Monday, March 16, 2009

Charlie's 2008 Odyssey VI


Does Portage Creek deserve to be called a River? (On some old maps it is called Portage River which is confusing since that makes for two Portage Rivers, one in each watershed).
 
Hugh's Journal April 12 1790 (my "translation"): "We passed the last lake ( Portage Lake) to the west-northwest which, after a traverse of about a league, brought us into a small serpentine river...About 2 leagues up the river we encamped late."
 
William Atherton was a soldier in the Kentucky Militia who survived the River Raisin Massacre in January of 1813 and was adopted by a band of Indians and taken to their wintering place somewhere in the Grand River valley.  In the spring they constructed canoes (probably of elm bark) to return to Detroit. When they reached the south end of the 
portage which Heward and his crew had crossed 23 years earlier Atherton said "...we took up our canoes and carried them three or four miles...the ridge over which we carried our canoes divides the waters between Lake Michigan and Lake Erie.
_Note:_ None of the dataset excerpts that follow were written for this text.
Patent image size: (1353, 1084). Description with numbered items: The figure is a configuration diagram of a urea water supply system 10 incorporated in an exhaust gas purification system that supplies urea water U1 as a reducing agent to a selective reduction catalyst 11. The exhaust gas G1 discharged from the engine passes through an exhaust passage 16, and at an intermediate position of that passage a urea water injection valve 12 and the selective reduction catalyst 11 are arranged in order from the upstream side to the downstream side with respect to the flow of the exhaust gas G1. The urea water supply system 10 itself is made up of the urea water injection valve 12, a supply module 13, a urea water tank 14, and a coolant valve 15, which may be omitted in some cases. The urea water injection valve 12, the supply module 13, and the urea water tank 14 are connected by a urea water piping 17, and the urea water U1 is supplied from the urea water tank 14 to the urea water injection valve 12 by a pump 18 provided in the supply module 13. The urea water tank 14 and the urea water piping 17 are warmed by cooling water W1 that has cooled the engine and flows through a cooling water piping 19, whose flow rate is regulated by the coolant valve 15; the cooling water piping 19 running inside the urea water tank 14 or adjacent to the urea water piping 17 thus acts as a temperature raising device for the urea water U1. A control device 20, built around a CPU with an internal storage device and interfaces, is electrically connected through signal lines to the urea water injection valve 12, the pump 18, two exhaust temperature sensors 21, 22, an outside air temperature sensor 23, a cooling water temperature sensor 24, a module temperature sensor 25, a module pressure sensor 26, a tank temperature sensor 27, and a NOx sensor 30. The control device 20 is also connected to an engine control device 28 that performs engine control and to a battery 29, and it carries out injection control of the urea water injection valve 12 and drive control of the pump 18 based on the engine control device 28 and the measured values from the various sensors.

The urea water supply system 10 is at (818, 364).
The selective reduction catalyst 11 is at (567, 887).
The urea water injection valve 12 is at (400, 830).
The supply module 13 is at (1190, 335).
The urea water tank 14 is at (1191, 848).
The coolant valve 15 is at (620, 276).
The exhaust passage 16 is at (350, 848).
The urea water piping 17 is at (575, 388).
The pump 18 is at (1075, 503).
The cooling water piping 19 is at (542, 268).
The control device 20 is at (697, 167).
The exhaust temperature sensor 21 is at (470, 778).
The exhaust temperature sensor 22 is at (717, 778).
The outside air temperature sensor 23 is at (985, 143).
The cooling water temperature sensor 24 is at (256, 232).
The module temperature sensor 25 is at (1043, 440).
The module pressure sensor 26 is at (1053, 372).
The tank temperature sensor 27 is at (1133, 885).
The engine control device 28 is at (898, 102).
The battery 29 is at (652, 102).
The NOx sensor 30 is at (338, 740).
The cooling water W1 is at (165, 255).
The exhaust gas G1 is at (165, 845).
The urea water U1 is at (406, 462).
After entering this stream we advanced finely, finding fish in great abundance...This was one of the most beautiful little rivers I ever beheld---"
 
Charlie's report of April 17 said "I would call it more of a small river than a creek".
 
My suggestion: Rename the channelized Portage River in Jackson County Portage Ditch and let Portage Creek become Portage River or at least Little Portage River.